In laboratory experiments, people were asked to describe their experiences and their stories were played back to them while their physical responses were recorded. "When a Vietnam vet has his experiences played back to him in the lab of some combat event, his heart rate goes up and you see an increase in sweating. If you don't have post-traumatic stress disorder, you don't react that way," McNally says. "The heart-rate responses and sweating responses were at least as great in the alien abductees when they heard their memories of being taken and molested by space aliens and subjected to experiments as those of people with genuine traumatic events." Does this convince scientists that there may be something real here that's worth studying? Nope, they blame the victim by claiming that abductees are predisposed to believe in aliens and UFOs because of their "new age" beliefs, notwithstanding the fact that many of these beliefs are now being proved by scientific studies. Also, no research has been done to find out if people's belief systems change as a result of their abduction experiences. Lastly, people whose beliefs don't allow for the possibility of alien life may suppress their experiences, even from themselves, and may never come forward to become part of a test group.
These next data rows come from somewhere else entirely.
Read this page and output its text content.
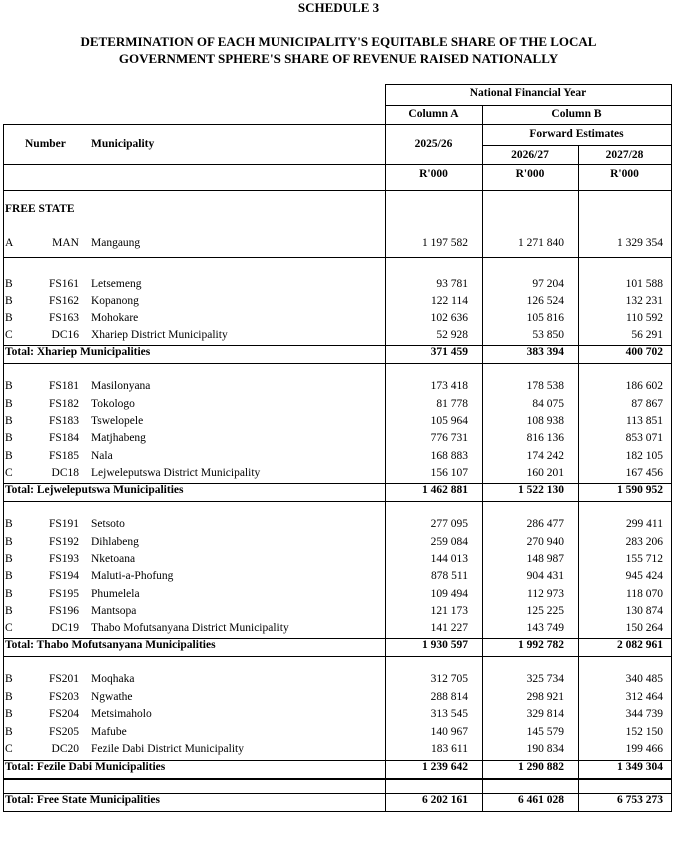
SCHEDULE 3
DETERMINATION OF EACH MUNICIPALITY'S EQUITABLE SHARE OF THE LOCAL
GOVERNMENT SPHERE'S SHARE OF REVENUE RAISED NATIONALLY
National Financial Year
Column A	Column B
Forward Estimates
Number Municipality	2025/26
2026/27	2027/28
R'000	R'000	R'000
FREE STATE
A	MAN Mangaung	1 197 582	1 271 840	1 329 354
B	FS161 Letsemeng	93 781	97 204	101 588
B	FS162 Kopanong	122 114	126 524	132 231
B	FS163 Mohokare	102 636	105 816	110 592
C	DC16 Xhariep District Municipality	52 928	53 850	56 291
Total: Xhariep Municipalities	371 459	383 394	400 702
B	FS181 Masilonyana	173 418	178 538	186 602
B	FS182 Tokologo	81 778	84 075	87 867
B	FS183 Tswelopele	105 964	108 938	113 851
B	FS184 Matjhabeng	776 731	816 136	853 071
B	FS185 Nala	168 883	174 242	182 105
C	DC18 Lejweleputswa District Municipality	156 107	160 201	167 456
Total: Lejweleputswa Municipalities	1 462 881	1 522 130	1 590 952
B	FS191 Setsoto	277 095	286 477	299 411
B	FS192 Dihlabeng	259 084	270 940	283 206
B	FS193 Nketoana	144 013	148 987	155 712
B	FS194 Maluti-a-Phofung	878 511	904 431	945 424
B	FS195 Phumelela	109 494	112 973	118 070
B	FS196 Mantsopa	121 173	125 225	130 874
C	DC19 Thabo Mofutsanyana District Municipality	141 227	143 749	150 264
Total: Thabo Mofutsanyana Municipalities	1 930 597	1 992 782	2 082 961
B	FS201 Moqhaka	312 705	325 734	340 485
B	FS203 Ngwathe	288 814	298 921	312 464
B	FS204 Metsimaholo	313 545	329 814	344 739
B	FS205 Mafube	140 967	145 579	152 150
C	DC20 Fezile Dabi District Municipality	183 611	190 834	199 466
Total: Fezile Dabi Municipalities	1 239 642	1 290 882	1 349 304
Total: Free State Municipalities	6 202 161	6 461 028	6 753 273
Most abductees remember their experiences before they've been hypnotized or talked to about the subject, and these are the people who should be studied. One reason hypnosis of abductees should be avoided or undertaken only with skilled professionals is that it's easy to plant false memories. This has long been known and the real tragedy is that these false memories can crowd out the real ones, and your actual experience may be lost forever. This is especially true if touch, taste, sound and smell become part of the story. Psychologist Elizabeth Loftus says, "It is sensory details that people use to distinguish their memories. If you imbue the story with them, you'll disrupt this memory process. It's almost a recipe to get people to remember things that aren't true."
False memories can be separated from real ones by having people describe what they remember while their brains are viewed with a PET scan. If the sensation, such as touch or smell, that they remember is real, that area will light up in the brain. If it's false, it won't. The reason these tests aren't undertaken with abductees is that PET scan machines are rare and expensive and scientists don't take abductees seriously enough to bother to use them.
Read about the experiences of one of the participants in the McNally study.
This type of automatic dismissal was once the reaction to reported sex abuse, especially by parents and religious figures. Now we know that all too much of this is real. We need common-sense facts about UFOs, not pseudo-science.